After the sub-headline the reader’s hoping that what you’ve got to sell really will meet their need, their specific, painful need, which is particular to people in their situation. They’re also wondering how you’re going to do it. After all, if their need was so easy to satisfy, their problem so easy to solve, they’d have fixed it themselves and wouldn’t be reading your copy. What you have to tune into and align with (to change the metaphor) is the pain, anxiety, fear, hope and desire your reader has. Forget about your own desire, the straightforward desire to sell your product or service. Focus on their desire. Align with them and they’ll align with you. In fact, I’ll go further. When you write a successful piece of copy, you don’t so much do the selling. The buyer does. The copywriter doesn’t so much sell to copy-readers. They sell to themselves.
Take another example of how people don’t so much sell things to us as we sell things to ourselves. When we buy clothes, an emotional as much as a practical decision, have you noticed when we try things on the sales assistant doesn’t say much? The assistant doesn’t gush with praise for our good taste, our good sense in finding a bargain, what our colleagues, 메이저놀이터 friends and family will say. Not at all. The good sales assistant keeps quiet. Meanwhile we fill the silence with our talk about the blouse, the scarf, the trousers. The assistant nods and smiles as we persuade ourselves to buy. Maybe the assistant briefly answers our questions about the material, other colors available, payment terms and so forth. In fact the assistant waits until we sell the clothes to ourselves. This can be observed even in cultures where it’s customary to haggle over the price. The haggling doesn’t begin until the seller thinks we’ve made the decision to buy.
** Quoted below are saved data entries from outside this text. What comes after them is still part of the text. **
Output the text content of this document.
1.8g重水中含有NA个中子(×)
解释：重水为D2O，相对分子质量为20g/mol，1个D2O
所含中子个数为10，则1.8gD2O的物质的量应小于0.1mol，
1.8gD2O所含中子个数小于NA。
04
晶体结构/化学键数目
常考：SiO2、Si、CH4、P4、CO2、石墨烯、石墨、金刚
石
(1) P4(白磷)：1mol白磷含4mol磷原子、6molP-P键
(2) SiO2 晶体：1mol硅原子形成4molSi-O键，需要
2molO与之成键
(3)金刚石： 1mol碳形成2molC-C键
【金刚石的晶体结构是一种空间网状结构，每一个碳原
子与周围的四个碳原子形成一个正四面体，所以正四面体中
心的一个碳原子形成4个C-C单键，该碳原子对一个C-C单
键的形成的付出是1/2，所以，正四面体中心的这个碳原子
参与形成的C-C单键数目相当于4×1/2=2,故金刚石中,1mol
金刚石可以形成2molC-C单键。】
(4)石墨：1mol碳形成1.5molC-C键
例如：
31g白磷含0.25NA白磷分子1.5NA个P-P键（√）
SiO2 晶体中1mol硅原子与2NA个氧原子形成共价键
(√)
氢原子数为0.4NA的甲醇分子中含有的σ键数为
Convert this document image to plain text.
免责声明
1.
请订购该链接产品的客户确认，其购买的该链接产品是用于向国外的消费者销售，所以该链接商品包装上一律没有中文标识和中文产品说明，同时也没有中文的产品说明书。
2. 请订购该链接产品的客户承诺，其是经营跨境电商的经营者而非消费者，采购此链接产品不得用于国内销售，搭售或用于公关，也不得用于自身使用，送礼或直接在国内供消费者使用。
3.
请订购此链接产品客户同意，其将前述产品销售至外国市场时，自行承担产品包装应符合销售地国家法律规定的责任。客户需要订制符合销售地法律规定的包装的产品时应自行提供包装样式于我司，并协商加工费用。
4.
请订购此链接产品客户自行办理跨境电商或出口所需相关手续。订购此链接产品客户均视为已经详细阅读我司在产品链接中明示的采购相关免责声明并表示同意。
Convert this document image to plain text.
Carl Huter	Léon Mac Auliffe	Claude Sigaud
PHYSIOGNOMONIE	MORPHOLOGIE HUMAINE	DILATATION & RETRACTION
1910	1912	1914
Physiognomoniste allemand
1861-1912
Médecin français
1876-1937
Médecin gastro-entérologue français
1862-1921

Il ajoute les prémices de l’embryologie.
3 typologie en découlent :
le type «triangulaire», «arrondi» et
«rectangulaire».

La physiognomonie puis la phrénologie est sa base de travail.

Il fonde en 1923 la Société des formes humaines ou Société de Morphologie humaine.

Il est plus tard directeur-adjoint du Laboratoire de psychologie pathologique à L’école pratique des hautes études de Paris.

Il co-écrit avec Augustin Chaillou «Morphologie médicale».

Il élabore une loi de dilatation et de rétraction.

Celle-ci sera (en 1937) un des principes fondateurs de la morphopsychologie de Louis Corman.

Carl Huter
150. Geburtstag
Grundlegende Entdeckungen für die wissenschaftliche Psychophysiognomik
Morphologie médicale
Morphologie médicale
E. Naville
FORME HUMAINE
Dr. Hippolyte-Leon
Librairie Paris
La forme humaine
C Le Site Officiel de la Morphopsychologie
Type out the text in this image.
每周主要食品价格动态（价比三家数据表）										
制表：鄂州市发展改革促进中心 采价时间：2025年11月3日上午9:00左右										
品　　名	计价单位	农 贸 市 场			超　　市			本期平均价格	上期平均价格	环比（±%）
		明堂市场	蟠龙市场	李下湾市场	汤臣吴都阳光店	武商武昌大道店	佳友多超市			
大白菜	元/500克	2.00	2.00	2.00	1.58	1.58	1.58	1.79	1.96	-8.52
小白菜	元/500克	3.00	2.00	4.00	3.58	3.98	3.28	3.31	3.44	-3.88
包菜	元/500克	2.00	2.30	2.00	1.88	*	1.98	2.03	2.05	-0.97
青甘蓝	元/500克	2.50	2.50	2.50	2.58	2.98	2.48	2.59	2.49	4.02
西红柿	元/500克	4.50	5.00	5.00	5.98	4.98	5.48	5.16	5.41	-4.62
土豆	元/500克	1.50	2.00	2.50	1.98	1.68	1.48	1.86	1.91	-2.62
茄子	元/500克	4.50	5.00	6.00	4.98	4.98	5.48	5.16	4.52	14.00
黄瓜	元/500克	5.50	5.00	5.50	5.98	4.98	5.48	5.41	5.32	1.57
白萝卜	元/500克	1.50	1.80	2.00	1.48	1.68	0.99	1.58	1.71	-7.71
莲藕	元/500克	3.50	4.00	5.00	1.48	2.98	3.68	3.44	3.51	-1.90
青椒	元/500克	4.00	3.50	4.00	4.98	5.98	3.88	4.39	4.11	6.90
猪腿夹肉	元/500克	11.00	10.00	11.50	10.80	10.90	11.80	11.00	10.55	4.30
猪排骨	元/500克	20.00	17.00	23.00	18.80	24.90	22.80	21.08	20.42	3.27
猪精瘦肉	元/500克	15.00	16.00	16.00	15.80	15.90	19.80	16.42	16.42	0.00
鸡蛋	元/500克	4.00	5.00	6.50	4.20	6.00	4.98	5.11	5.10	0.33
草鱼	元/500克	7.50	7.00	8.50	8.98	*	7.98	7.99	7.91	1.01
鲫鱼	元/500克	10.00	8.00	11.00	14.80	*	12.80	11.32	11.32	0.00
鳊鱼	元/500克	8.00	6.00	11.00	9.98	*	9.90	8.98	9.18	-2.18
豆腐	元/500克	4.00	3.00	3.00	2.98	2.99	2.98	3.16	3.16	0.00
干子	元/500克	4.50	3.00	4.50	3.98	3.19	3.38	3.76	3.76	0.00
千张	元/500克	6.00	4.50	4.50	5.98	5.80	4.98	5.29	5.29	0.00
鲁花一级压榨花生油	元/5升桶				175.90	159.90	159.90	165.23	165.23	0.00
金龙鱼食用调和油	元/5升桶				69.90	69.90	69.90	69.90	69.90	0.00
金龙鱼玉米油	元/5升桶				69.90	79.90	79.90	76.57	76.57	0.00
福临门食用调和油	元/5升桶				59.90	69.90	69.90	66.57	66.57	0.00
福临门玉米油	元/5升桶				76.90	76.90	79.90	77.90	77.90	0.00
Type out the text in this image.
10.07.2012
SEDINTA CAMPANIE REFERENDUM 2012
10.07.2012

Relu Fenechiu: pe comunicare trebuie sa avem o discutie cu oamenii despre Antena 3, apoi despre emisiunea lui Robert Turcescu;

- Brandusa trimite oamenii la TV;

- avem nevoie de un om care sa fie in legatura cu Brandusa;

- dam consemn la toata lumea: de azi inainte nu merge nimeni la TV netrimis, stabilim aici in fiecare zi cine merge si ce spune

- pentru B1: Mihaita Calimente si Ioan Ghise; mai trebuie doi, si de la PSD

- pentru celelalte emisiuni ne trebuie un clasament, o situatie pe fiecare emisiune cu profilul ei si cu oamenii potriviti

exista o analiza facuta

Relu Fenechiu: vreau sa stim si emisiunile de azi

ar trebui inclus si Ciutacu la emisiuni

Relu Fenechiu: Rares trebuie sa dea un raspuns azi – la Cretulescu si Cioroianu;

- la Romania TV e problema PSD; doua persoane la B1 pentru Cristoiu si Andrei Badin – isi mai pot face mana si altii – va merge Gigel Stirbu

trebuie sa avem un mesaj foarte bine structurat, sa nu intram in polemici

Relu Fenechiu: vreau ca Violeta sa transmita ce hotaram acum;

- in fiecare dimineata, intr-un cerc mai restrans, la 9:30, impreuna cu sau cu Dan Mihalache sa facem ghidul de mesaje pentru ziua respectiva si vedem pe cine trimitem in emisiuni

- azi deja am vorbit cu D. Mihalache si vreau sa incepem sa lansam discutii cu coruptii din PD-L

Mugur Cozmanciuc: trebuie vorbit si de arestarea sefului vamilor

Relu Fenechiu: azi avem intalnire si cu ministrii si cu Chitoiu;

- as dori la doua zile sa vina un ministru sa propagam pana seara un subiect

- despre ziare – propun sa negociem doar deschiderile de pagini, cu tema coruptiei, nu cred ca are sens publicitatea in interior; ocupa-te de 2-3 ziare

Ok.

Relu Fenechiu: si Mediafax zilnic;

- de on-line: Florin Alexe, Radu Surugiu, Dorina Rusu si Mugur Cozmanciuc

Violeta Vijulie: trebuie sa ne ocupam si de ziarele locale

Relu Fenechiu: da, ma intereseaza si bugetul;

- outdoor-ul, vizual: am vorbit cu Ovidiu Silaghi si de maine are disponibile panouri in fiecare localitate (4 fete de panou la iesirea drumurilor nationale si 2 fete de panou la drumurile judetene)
Because buyers sell things to themselves more than we sell things to them, we need to lead them through the process of self-persuasion. We need to build up to the climax of the story. This comes when, after a largely internal struggle with doubt and indecision, the struggle is resolved in the mind of the buyer and the decision to buy is made.
What we need to do is to supply the buyer with talking points that they can use in their conversation with themselves. That’s when we reach the third stage in the structure of copy and use blind bullets. Blind bullets create more curiosity and lead on seamlessly to the next stage of our copy, the features of our product or service. We offer the benefits first so that the buyer can tell themselves that the features supply them. The blind bullets suggest to the buyer what they should be looking for. The better the knowledge of our market niche, the better-focused our blind bullets will be. They’ll truly reflect what the buyer wants. Once the logical connection is made in the buyer’s mind, the stage is set for beginning to move towards closing the sale.